Berkeley’s Vendetta against an African American family
The following is an attempt to give conceptual coherence to the story of what has happened to Mr. Leonard Powell of 1911 Harmon St. in Berkeley. Mr. Powell is African American, and a veteran of the US military. Since 2015, the city of Berkeley has engaged in a campaign whose essential outcome has been to evict Mr. Powell from the house he owns. Given the heights to which rental levels have risen, driving him out of his home will be tantamount to driving him out of town. What the city has pursued is tantamount to a heartless vendetta. And the story is rife with excesses and procedural misconduct.

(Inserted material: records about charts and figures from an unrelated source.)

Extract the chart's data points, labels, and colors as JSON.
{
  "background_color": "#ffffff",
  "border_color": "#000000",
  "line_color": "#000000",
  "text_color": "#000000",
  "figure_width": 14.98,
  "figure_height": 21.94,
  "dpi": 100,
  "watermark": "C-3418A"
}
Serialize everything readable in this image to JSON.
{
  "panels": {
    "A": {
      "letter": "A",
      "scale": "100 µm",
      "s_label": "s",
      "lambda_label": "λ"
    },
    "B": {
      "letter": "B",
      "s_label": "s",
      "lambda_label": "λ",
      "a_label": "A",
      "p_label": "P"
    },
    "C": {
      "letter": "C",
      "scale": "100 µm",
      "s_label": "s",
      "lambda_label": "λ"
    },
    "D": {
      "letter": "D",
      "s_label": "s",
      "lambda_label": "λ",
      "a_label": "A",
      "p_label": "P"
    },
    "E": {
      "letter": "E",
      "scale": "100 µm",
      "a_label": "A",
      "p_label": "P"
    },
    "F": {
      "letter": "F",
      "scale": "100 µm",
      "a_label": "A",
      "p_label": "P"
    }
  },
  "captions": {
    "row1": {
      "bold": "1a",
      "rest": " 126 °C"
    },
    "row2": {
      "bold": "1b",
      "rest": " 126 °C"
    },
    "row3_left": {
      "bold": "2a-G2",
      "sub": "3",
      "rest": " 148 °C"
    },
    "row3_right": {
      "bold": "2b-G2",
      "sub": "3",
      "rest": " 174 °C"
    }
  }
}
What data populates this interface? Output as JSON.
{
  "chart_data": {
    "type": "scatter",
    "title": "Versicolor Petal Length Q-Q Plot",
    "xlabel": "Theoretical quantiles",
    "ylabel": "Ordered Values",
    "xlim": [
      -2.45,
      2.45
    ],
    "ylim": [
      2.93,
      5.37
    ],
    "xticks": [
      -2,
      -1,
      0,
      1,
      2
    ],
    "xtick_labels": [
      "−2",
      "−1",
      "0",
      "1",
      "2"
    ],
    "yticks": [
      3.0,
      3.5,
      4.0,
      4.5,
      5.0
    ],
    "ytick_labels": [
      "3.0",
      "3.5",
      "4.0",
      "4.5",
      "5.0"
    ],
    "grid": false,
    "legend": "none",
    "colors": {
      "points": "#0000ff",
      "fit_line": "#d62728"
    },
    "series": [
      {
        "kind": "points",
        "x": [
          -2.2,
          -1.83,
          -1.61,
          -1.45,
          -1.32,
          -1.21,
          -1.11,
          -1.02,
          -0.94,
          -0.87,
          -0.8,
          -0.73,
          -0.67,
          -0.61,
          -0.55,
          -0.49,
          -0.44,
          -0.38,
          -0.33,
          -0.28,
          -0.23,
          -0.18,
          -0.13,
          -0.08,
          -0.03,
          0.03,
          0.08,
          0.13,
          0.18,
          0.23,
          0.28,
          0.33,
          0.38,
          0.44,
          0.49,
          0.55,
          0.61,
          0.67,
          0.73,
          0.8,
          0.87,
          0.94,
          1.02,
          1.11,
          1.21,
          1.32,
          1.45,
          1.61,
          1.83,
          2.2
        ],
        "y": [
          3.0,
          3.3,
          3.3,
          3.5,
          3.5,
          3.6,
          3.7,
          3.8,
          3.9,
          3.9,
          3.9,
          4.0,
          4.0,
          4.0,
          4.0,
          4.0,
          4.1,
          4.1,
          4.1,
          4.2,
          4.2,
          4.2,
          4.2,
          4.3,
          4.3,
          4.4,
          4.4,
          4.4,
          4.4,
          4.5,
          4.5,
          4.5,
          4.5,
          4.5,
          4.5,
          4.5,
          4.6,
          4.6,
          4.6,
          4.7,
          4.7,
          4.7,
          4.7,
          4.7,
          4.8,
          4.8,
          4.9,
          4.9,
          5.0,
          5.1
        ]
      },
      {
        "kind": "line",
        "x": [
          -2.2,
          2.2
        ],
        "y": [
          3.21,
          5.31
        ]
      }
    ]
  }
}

When Mr. Powell first purchased the house, in 1974, he had a family, a wife and six children. The house was a duplex, which he transformed into a single-family home, and it fit the family perfectly. Forty years later, when the city of Berkeley first becomes aware of this house, three of the people living in it were in poor health. Mr. Powell’s brother needs continual access to an oxygen machine. One of his daughters has to undergo dialysis every day and did so with a machine in the house. And Mr. Powell himself had very limited energy owing to the fact that he had donated a kidney to his wife, in an effort to save her life. Nevertheless, the city of Berkeley managed to drive these people out of that house, on which they depended, in June of 2017. The city did this by working, over a two-year period, to put the house under receivership. The obsessive steps the city took to accomplish this are clearly spelled out in proceedings in Alameda County Superior Court (Berkeley vs. Powell; all filings referred to here are part of that case).
In the following report, I will focus on three factors in Mr. Powell’s story. The first is a police raid on the house in July 2014. The second is the campaign announced by the city in court filings beginning in March of 2015 to place the house under receivership. And the third has to do with the representation given Mr. Powell by a lawyer he unfortunately retained to assist him in resisting the receivership in April 2017.
I will first give some background to this history, and then address each of these factors in turn. I have read over the Superior Court filings in the case and spoken to Mr. Powell at length about them. I will be drawing certain conclusions as I proceed. These conclusions are mine. They represent what the documents and sequence of events I have encountered in this case tell me.